Retrouvant immédiatement les sensations explosives ressenties en salle, le DTS HD Master Audio 5.1 chinois (en langue mandarin donc) délivre un mixage extrêmement spectaculaire. L'ouverture assez calme peut tromper, mais rapidement les nombreux effets se font présents et généreusement exploités, à commencer par quelques effets d'échos dans la base des héros, le sifflement des balles qui filent de toute part, jusqu'à bien entendu un final totalement démesuré profitant d'une ouverture totale des canaux et d'une dynamique massive. Parfait. Encore une fois on oubliera la version française, relativement efficace dans son mixage, mais terriblement en retard dans son doublage.

 


Interactivité :
C'est une constante de la collection HK Video, les suppléments proposés ici se limite à nouveau à quelques segments promotionnels récupérés directement de l'édition chinoise. Seulement deux interviews sur cinq ont survécu. En l'occurrence celles de Tsui Hark et Tony Leung Ka Fai. Si ce dernier ne se montre pas forcément bien pertinent, déclamant surtout son amitié pour le réalisateur et son approche plus humaine qu'à ses débuts, l'entretien avec le cinéaste délivre quelques informations éclairantes sur sa vision de l'épisode historique dont il s'inspire, offrant même un léger regard sur le cinéma chinois actuel. C'est court, mais déjà ça.
Impossible par contre de passer à coté du livret fournit dans cette édition collector.
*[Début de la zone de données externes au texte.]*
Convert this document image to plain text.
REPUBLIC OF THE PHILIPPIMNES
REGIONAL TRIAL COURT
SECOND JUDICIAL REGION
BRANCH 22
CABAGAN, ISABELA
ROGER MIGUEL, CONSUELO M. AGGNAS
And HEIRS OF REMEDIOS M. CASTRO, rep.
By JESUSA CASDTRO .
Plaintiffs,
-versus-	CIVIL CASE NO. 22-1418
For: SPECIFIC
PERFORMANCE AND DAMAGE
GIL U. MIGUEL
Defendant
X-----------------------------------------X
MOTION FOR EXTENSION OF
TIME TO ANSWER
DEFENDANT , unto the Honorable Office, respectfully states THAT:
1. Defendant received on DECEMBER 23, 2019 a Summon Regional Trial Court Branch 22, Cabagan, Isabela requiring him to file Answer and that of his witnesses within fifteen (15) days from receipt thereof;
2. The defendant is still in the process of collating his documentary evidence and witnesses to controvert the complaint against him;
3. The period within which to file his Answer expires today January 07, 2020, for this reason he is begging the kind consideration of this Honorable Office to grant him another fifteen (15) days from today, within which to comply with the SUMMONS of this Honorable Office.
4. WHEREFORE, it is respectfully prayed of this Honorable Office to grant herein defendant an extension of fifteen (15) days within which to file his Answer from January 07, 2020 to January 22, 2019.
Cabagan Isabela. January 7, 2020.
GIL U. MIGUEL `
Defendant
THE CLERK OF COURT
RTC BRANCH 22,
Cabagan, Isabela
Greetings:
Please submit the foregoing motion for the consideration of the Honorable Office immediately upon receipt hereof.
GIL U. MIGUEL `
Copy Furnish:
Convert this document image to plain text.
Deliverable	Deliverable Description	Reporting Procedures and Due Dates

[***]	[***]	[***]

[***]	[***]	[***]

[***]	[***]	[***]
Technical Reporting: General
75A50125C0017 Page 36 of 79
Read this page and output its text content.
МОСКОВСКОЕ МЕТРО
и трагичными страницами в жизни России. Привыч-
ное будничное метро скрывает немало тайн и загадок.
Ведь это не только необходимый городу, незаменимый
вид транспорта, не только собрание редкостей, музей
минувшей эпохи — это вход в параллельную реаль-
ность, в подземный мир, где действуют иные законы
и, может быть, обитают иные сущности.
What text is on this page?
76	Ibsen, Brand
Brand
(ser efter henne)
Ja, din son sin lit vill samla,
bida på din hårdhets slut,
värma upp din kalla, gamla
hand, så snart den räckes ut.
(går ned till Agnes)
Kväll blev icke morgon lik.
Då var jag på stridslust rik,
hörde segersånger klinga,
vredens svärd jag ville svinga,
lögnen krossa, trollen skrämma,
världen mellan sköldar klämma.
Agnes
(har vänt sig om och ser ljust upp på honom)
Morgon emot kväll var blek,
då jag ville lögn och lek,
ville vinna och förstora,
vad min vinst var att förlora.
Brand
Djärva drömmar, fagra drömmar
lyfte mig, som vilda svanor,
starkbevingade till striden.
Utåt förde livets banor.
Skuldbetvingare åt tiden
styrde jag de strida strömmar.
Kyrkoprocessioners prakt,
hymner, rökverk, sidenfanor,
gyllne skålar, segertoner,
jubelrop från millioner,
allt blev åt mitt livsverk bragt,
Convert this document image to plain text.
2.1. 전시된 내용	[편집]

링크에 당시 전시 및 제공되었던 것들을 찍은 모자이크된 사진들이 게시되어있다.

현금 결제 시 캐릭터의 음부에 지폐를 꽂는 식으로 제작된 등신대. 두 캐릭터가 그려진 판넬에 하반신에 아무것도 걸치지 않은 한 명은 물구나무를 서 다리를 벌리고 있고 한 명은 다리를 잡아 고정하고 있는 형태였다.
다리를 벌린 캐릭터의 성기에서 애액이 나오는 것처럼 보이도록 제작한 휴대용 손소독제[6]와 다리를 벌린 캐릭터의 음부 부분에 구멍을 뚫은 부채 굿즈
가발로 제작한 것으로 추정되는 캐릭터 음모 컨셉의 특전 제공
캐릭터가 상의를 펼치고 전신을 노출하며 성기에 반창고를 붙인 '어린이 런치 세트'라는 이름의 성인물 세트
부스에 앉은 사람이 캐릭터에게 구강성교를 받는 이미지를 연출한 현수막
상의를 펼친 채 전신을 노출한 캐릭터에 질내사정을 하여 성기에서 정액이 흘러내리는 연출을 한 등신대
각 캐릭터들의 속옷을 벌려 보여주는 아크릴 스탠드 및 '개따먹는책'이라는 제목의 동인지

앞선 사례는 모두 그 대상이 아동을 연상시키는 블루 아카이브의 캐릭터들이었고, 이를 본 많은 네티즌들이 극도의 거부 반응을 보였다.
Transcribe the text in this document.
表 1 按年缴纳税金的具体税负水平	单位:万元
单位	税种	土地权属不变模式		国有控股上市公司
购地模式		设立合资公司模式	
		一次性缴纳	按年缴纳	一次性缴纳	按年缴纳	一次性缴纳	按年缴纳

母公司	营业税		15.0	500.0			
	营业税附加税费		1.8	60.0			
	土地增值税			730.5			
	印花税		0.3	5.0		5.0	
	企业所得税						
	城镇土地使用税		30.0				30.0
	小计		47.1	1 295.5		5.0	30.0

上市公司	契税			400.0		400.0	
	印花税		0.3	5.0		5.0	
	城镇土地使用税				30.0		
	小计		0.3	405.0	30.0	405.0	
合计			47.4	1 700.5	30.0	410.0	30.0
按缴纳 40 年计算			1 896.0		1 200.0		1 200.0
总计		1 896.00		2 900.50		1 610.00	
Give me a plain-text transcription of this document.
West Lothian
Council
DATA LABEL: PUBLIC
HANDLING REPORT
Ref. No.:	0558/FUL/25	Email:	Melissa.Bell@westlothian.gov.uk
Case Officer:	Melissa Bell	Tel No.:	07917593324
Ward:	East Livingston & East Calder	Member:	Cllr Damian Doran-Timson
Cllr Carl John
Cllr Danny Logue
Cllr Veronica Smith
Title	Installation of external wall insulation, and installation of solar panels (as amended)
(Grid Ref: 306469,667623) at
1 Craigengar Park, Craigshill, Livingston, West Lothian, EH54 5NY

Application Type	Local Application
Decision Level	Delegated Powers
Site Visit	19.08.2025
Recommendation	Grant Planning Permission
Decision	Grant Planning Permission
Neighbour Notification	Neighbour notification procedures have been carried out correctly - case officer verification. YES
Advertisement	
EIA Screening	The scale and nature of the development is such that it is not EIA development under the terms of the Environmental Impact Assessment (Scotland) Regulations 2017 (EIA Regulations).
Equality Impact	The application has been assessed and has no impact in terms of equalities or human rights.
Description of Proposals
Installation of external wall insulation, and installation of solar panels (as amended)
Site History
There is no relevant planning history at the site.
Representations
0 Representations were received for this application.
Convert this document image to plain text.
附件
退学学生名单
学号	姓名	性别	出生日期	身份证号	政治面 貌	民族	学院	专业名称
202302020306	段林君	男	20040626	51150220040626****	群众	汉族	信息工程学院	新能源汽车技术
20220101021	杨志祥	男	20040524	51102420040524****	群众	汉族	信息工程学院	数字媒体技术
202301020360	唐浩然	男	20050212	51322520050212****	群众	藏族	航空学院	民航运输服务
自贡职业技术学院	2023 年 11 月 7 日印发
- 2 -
Rédigé par Léonard Haddad, responsable de la collection HK, qui apporte une analyse brillante du film et du cinéma de Tsui Hark avec intelligence et humour. Quelqu'un lui a déjà dit à quel point les revues HK Vidéo et DVD Vision nous manquaient ?

Nathanaël Bouton-Drouard

Liste des bonus : Livret de 12 pages, Interview de Tsui Hark (7'), Interview de Tony Leung Ka Fai (5'), Bandes-annonces.